My distracted self didn’t realize one of the dogs was also distracted, and the sled pulled too far to the side of the route where the right runner sank and we flipped. I held on and reached over for the drag mat. And then came that left turn, and (you guessed it), I called for a turn too soon, went over a snow pile and flipped.
User error aside, the trail off the Denali Highway was stunning and full of twisting turns until we reached the campsite. Overnights are set up by the team ahead, so tents are ready when guests arrive. Tents are heated with a stove. The guides dug out snow for a fire. I helped take care of the dogs, and we ate dinner watching the stars make their entrance. A bucket was set up just down hill and under trees for the best (and coldest) view a bathroom break could offer.
The next morning, we packed up the tents, the dogs, the bucket, and my desperately sore leg, and set out on our last 35 miles to Susitna Adventure Lodge. A few adjustments with my dog team and everything was smooth sailing.

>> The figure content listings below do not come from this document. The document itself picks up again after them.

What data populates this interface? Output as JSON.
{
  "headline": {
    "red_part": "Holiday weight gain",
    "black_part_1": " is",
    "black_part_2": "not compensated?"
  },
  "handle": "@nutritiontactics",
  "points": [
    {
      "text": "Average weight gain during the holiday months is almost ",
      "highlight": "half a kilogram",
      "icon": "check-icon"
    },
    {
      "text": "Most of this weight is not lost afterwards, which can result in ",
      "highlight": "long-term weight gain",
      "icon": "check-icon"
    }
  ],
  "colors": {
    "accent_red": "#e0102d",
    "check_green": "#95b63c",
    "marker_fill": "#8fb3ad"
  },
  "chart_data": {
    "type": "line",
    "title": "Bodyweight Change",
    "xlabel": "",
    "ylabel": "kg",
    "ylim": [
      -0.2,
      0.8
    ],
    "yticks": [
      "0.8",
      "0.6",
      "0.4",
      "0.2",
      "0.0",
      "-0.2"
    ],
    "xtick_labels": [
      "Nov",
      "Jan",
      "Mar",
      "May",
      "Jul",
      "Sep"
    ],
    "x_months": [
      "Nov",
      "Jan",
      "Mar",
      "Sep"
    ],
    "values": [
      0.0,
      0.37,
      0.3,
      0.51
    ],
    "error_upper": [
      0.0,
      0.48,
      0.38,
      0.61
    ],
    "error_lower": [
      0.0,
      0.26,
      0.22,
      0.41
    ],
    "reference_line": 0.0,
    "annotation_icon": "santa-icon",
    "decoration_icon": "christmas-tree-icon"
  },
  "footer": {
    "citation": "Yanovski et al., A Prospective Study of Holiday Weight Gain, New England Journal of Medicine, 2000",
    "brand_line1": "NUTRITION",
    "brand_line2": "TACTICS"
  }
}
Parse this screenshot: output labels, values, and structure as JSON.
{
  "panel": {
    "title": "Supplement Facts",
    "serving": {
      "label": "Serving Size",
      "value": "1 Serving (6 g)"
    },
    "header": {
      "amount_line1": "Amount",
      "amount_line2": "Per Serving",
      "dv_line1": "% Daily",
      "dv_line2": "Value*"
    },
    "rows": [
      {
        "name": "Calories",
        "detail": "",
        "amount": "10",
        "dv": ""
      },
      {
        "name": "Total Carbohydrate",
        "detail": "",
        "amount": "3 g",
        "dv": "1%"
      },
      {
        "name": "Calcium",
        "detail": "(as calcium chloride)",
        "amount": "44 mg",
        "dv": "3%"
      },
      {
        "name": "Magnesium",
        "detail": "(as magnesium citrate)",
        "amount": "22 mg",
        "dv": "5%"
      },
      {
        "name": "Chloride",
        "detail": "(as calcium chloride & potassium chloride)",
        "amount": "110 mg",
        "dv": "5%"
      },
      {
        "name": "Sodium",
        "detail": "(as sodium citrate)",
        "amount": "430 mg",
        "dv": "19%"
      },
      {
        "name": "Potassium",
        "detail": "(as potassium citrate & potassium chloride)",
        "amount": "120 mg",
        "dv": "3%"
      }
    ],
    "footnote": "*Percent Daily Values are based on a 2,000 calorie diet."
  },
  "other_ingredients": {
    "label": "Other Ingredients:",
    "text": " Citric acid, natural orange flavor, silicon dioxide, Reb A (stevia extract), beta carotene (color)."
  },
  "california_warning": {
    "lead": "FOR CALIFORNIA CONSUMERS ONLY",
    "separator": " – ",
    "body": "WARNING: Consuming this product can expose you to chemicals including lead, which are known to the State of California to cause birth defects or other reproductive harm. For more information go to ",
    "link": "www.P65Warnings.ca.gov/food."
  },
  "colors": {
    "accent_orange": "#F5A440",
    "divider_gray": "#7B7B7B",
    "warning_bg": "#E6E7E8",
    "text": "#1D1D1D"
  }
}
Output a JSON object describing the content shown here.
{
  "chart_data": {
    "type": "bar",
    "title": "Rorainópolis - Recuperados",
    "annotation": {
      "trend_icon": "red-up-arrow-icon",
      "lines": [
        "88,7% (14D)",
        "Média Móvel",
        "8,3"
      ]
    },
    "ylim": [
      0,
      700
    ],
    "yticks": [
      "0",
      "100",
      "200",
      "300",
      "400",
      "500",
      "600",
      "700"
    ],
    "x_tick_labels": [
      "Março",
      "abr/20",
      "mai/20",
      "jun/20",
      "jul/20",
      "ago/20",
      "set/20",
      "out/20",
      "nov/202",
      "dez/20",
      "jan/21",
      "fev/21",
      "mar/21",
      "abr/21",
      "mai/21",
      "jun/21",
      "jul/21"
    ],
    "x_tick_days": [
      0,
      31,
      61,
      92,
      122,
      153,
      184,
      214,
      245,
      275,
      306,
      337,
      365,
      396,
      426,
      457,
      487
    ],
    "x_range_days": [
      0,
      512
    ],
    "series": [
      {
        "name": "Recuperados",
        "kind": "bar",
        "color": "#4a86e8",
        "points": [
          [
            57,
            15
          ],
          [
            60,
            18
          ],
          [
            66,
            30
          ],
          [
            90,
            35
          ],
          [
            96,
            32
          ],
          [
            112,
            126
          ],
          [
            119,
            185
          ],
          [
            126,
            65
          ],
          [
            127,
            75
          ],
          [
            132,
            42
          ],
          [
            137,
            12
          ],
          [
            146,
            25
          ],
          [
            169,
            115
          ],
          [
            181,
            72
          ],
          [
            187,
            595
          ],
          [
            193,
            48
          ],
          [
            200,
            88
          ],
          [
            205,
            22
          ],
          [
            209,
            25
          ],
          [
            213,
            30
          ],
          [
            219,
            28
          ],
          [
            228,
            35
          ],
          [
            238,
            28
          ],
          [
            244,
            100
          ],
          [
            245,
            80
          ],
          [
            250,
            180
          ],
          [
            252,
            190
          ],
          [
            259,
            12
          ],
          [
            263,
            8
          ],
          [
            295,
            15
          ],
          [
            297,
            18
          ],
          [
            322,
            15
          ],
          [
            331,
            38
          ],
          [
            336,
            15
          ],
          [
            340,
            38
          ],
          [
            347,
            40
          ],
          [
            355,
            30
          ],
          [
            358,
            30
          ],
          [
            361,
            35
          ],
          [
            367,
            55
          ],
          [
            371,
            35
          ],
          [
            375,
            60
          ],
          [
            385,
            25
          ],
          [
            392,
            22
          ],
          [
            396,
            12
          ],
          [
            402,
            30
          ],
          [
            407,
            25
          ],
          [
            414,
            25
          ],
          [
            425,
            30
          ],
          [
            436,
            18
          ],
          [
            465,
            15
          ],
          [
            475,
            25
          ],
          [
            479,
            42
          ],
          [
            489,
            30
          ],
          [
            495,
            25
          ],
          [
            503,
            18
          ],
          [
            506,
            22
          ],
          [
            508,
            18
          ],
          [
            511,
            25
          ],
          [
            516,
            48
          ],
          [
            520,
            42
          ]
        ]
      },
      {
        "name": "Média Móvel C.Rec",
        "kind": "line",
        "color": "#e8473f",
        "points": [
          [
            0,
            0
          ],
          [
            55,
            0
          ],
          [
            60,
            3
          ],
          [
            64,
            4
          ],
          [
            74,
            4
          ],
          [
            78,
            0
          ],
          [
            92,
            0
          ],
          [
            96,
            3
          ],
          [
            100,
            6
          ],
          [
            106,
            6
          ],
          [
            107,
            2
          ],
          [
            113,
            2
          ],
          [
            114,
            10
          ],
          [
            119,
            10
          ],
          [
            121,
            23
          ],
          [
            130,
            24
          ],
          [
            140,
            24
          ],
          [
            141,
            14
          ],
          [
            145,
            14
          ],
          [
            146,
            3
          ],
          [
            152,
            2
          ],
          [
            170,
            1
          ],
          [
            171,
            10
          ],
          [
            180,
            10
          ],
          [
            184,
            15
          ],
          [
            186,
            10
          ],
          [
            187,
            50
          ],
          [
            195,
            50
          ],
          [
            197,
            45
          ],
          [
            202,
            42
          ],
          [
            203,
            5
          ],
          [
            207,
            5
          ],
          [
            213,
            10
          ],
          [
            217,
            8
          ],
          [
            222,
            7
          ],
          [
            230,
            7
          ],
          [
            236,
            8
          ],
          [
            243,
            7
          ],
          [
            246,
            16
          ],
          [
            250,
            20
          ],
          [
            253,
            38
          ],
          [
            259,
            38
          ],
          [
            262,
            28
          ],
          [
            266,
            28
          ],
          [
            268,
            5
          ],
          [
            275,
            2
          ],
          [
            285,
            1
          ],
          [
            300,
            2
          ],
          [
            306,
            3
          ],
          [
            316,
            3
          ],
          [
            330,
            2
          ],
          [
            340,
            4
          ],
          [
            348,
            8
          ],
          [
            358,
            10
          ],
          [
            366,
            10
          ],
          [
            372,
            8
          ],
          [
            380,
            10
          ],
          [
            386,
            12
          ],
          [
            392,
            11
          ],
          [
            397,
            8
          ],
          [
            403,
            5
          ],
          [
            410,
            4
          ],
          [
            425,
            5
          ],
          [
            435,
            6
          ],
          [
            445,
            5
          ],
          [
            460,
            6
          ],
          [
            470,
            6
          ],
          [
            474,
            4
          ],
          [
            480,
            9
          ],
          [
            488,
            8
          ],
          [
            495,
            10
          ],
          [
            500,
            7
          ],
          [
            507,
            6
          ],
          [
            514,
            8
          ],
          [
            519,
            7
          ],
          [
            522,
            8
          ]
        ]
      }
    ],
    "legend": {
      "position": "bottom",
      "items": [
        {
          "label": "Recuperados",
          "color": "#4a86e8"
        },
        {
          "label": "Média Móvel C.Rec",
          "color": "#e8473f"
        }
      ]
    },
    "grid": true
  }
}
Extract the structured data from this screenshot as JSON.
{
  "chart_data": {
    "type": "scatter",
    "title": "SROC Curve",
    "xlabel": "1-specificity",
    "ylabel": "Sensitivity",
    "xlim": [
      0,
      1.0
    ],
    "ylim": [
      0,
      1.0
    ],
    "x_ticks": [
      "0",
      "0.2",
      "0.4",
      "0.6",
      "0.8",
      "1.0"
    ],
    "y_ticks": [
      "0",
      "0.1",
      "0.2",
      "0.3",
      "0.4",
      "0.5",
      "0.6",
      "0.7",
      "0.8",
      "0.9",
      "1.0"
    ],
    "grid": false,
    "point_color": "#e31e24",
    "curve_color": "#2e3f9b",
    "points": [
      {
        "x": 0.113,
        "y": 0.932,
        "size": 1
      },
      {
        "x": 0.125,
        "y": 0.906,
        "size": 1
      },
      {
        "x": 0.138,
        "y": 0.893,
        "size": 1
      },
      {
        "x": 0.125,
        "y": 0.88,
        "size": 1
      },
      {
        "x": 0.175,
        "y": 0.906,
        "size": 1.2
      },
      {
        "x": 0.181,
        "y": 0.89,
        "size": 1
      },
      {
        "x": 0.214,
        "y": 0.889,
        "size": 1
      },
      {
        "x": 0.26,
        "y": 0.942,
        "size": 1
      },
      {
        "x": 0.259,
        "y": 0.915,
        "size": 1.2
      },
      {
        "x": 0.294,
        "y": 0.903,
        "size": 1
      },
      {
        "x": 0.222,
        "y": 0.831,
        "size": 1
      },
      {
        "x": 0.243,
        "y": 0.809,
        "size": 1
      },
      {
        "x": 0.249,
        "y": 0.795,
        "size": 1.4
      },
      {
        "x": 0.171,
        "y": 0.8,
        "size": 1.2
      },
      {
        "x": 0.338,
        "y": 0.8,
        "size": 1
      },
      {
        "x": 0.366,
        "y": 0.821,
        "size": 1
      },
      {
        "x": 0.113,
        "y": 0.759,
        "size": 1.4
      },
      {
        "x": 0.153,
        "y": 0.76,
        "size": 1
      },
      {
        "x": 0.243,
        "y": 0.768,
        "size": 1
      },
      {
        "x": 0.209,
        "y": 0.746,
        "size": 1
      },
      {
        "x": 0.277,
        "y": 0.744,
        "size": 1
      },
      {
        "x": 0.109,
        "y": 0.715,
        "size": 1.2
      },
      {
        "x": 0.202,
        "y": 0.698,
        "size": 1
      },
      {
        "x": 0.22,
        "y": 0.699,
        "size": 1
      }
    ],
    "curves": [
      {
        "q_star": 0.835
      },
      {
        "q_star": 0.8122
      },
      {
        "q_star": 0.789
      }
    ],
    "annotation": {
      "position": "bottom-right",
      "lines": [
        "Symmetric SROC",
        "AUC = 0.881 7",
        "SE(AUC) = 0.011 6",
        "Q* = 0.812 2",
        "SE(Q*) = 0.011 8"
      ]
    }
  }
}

Susitna Adventure Lodge (Main Building), Photo via Brandon Withrow
The Lodge
The original lodge was a seasonal roadhouse, hunting lodge, and floatplane base along the only way to Denali National Park. It had been abandoned and in disrepair, so Drobny and Strathe started a new build project that was featured on Season 11 of the show Building Alaska.
The main lodge, which has three bedrooms and two baths, sleeps up to 10 people. Everything is solar powered. The lodge has a vaulted great room, with 180-degree picture window views, spotting scopes, and deck facing the lake and the mountains. The open-kitchen space includes a table that can seat 14 guests. Larger groups can buy out the lodge and an additional three bedroom and two bath log home.
There is more to Susitna than mushing, like Northern Lights watching, cross-country skiing, snowshoeing, snowmachine tours, ATV sight seeing, guided hiking, paddling, fishing, pack rafting, birding, glacial hikes, flight-seeing. Experiences and meals are customized for the guests.
Getting Ready at Susitna Adventure Lodge, Photo via Brandon Withrow
The Iditarod
The next day, Drobny got her team together to leave for the Iditarod. The dogs were clearly excited to run, with calls and howls that sound like they are saying, “pick me.” That the dogs live to run as a team was clear from even my baby-sized 55-mile run with five dogs. Before she left, I had a chance to get behind Drobny’s team of 15 dogs for a short distance. I can confirm that their powerful synchronized teamwork is magical.
A few days later, I saw her team off in Anchorage at the commencement. Part of me was jealous of the adventure; part of me knew that it takes someone special, like Drobny or Strathe who were made for the Alaskan outdoors to pull off something as rigorous as the Iditarod. I hobbled my way back home, with my knee worse for the wear, but my lungs still full of that crisp Alaskan air. I’ll be back to do it again someday. Just add more miles.